In practice, that meant the patient had to be out of the room and in the recovery room by that time.
That was so everyone could go home by 5 p.m.
Overtime is expensive.
The penalty for the surgeon who didn't comply was to have his O.R. time reduced.
Not a welcome outcome.
Now, it's not as if the surgeons didn't have plenty of time to do what they needed to do.

It's just that, having begun at 8 a.m. with all the time in the world, once they got going with their various bone saws and drills and other stainless–steel, high–priced carpenter's tools and toys and whatnot, time just flew.
At least it did for them.
Part of my job was to inform them at 3 p.m. that they needed to finish up so I could wake the patient up and get her/him to recovery by 4 p.m.
Frequently this would result in abandonment of some crucial part of the procedure or a shortcut to get done in time.

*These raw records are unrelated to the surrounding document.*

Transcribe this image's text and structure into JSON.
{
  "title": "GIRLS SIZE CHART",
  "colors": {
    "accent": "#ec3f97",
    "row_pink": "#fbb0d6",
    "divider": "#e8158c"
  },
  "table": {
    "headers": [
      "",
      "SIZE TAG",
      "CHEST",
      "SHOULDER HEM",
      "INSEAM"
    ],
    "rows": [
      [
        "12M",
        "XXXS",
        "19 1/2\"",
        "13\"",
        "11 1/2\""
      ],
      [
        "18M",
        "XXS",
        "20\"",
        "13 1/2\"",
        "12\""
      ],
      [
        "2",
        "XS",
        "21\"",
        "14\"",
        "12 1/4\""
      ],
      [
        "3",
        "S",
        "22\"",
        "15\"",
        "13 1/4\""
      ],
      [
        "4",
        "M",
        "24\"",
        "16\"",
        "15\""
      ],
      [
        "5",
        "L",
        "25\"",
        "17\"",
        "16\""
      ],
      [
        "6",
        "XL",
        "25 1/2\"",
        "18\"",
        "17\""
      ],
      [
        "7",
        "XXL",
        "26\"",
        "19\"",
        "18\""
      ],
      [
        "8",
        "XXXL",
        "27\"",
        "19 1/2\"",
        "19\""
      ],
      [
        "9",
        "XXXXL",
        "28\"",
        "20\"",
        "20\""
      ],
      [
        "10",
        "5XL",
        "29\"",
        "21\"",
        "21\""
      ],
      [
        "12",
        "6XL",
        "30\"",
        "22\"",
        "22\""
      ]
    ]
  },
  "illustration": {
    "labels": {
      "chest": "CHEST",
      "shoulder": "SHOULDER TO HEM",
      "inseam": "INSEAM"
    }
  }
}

The patient would never know.
I remember when I moved to Virginia from LA and my new dentist looked at my severe crossbite and told me it was one of the worst he'd ever seen.
OK.
I mean, I'd heard that before and had never had any problems eating or whatever so it didn't seem to me that I had a problem worth thinking about.
Then he said I should have it corrected, which meant undergoing the kind of surgery I've just described above.
It was all I could do to keep a straight face while I listened patiently and then replied that I would give it serious thought.
For the next couple years he'd mention it each time I came in for my semi–annual cleaning but after a while I guess he came to realize that I probably wasn't gonna go for it.
I haven't heard a word — or had a problem — since.
Bottom line: if you're considering elective cosmetic jaw surgery, get not only a second but a third, fourth, and even fifth opinion.
Money very well spent.
And that's all I have to say about that.